Afterwards, I wandered out towards the beach, into the wind and grass and the sound of waves, and watched other people wandering in a similar fashion, as they, like me, stopped for no particular reason near the edge of the cliffs and peered out at the ever-oncoming ocean waves. I felt slightly giddy and a lyrical couplet began to form under my breath as I strolled. Snatches of ocean poems, “Dover Beach” and “Break, break, break” floated out of the hinterland of my memory, and words like aquamarine and froth and azure and seafoam percolated around in my brain. Then I thought of a recent blog post I had read by a poetry editor who had pleaded with those submitting poems to please, please, please stop writing about the sea or at least have something original to say about it.

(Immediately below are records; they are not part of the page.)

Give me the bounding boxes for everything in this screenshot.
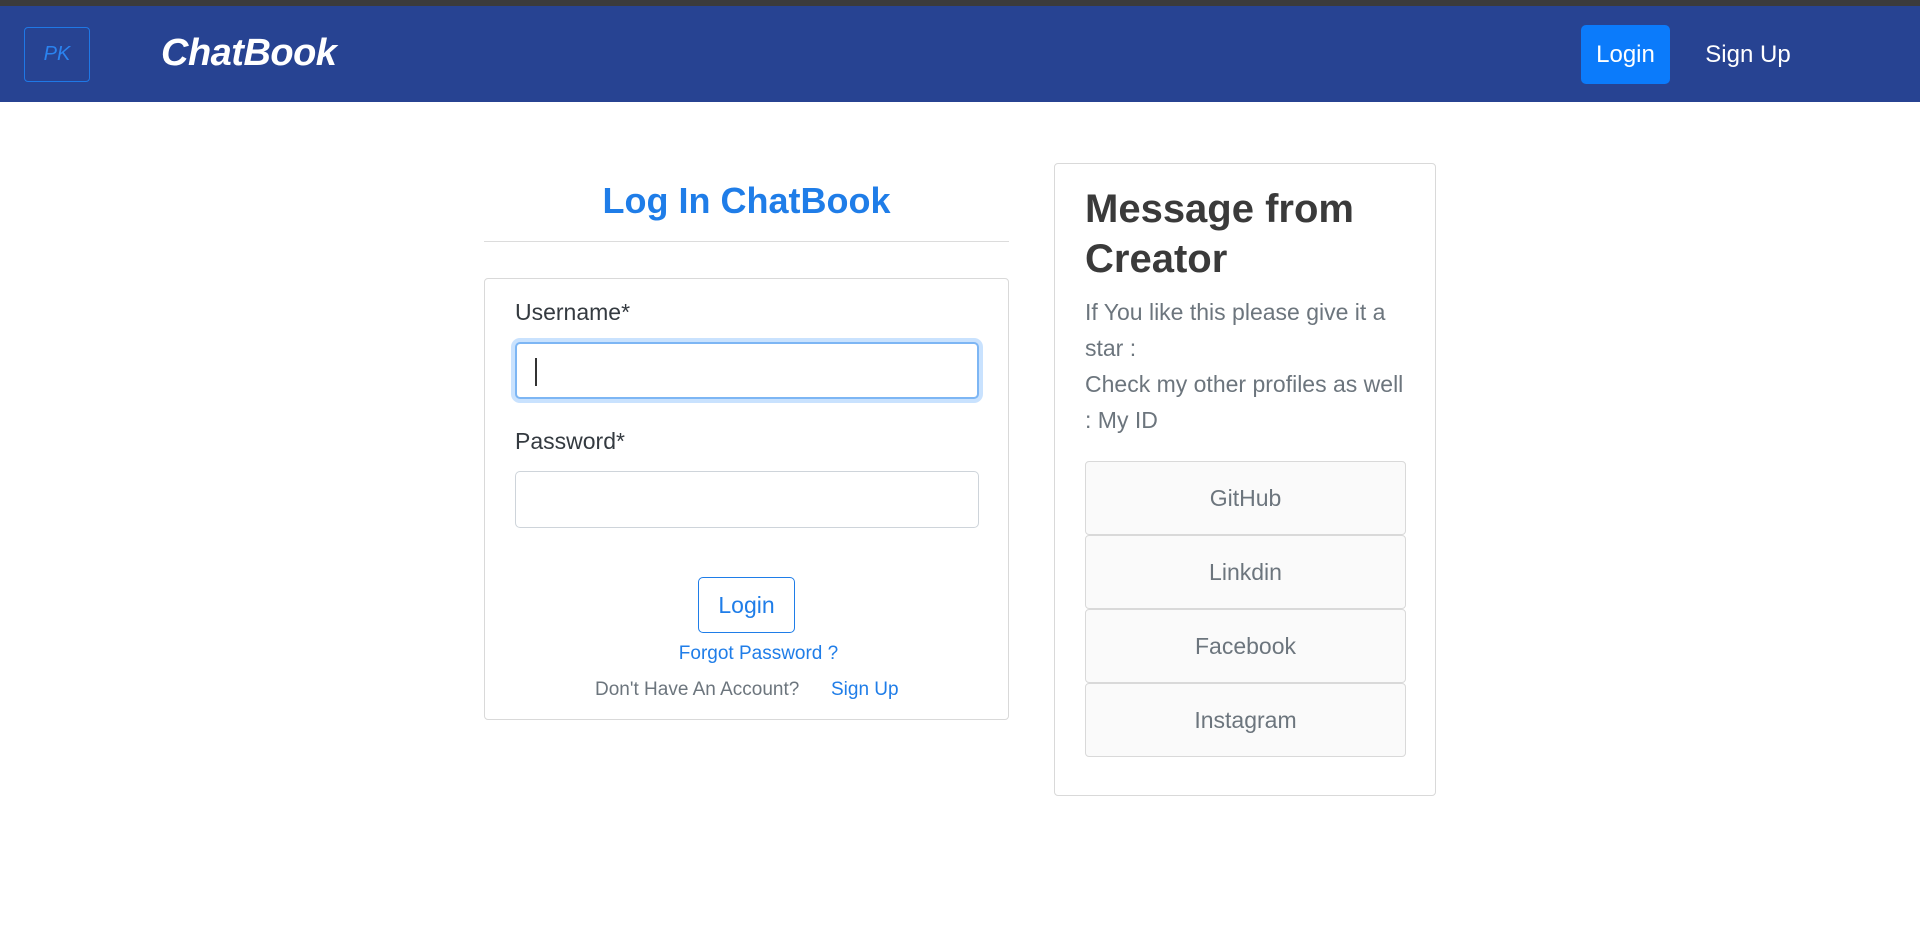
password-label: Password* <box>515 428 625 454</box>
nav-login-button[interactable]: Login <box>1581 25 1670 84</box>
github-link-button[interactable]: GitHub <box>1085 461 1406 535</box>
text-caret <box>535 358 537 386</box>
creator-message-card: Message from Creator If You like this pl… <box>1054 163 1436 796</box>
form-signup-link[interactable]: Sign Up <box>831 679 899 701</box>
instagram-link-button[interactable]: Instagram <box>1085 683 1406 757</box>
forgot-password-link[interactable]: Forgot Password ? <box>485 643 1008 665</box>
creator-line-profiles: Check my other profiles as well : My ID <box>1085 371 1404 433</box>
brand-name[interactable]: ChatBook <box>161 32 337 75</box>
title-divider <box>484 241 1009 242</box>
facebook-link-button[interactable]: Facebook <box>1085 609 1406 683</box>
login-submit-button[interactable]: Login <box>698 577 795 633</box>
no-account-text: Don't Have An Account? <box>595 679 800 700</box>
login-form-card: Username* Password* Login Forgot Passwor… <box>484 278 1009 720</box>
username-input[interactable] <box>515 342 979 399</box>
linkedin-link-button[interactable]: Linkdin <box>1085 535 1406 609</box>
creator-line-star: If You like this please give it a star : <box>1085 299 1386 361</box>
nav-signup-link[interactable]: Sign Up <box>1700 25 1796 84</box>
brand-badge[interactable]: PK <box>24 27 90 82</box>
login-title: Log In ChatBook <box>602 180 891 221</box>
password-input[interactable] <box>515 471 979 528</box>
creator-message-text: If You like this please give it a star :… <box>1085 294 1415 438</box>
top-navbar: PK ChatBook Login Sign Up <box>0 6 1920 102</box>
social-links-list: GitHub Linkdin Facebook Instagram <box>1085 461 1406 757</box>
creator-title: Message from Creator <box>1085 187 1354 281</box>
username-label: Username* <box>515 299 631 325</box>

Did I have anything original to say about the sea? I stared out at the crashing surf, which pulverized the sand and mesmerized me with its crushing intensity, how it continually rushed forward, rhythmic and immense and consuming. No. I thought. I have nothing new to say about the sea.
And so, with a mingled sense of blissful inspiration and slight chastisement, I turned my thoughts towards photography. An immense white lighthouse rose up from the top of the grassy knoll and a footpath wound towards an old military bunker. I decided to explore both.

Note: You can find other photographs from this day in my Hirtshals photo album on Flickr.
I climbed the lighthouse to the upper balcony and looked out over the ocean, over the military bunker and the town. Would I ever come back to Hirtshals? Who could say? I had one morning here, and I was floating on the inside, so satisfied with myself for having not screwed up this one crucial connection. For if I had missed my ferry, I would have ruined the dream. But the dream was intact, and so I continued to float. I floated down out of the lighthouse and down to the campground to gather my things. I floated through town, through the Fiskefestival, watched tourists drink beer in the early morning and browse fish stalls where salmon and mackerel and what-have-you lay on ice, and children ran and tumbled in the street. I kept on riding, hearing my chain beg for oil because I had been riding in the rain and hadn’t given it any attention in two months, and knowing that I wouldn’t be stopping for oil because I was going directly to the ferry. Even though it was 11:30. Just because I could. I wouldn’t even mind waiting. It would be a pleasure to wait, to sit on the ground beside that enormous ferry-ship and know that it was my business to board her.
I rode my bicycle like a chariot through the streets where no other bicycles were, following signage that directed automobile drivers and motorcyclists toward the check-in area for the Smyril Line. I passed traffic, made turns using hand signals and crossed paths with campers, trailers, holiday cruisers, and other ferry-bound roadsters. And I, on my bicycle, ended up being almost first in line to check in. There was one other person ahead of me: a man, wearing weather-proof clothing, a warm hat and sunglasses, sitting on a piece of driftwood, next to a mountain bike outfitted for touring with waterproof panniers, big knobby tires a handlebar bag.
Who he was and where he was bound is a whole other set of stories. I hailed him with a smile, and we began talking.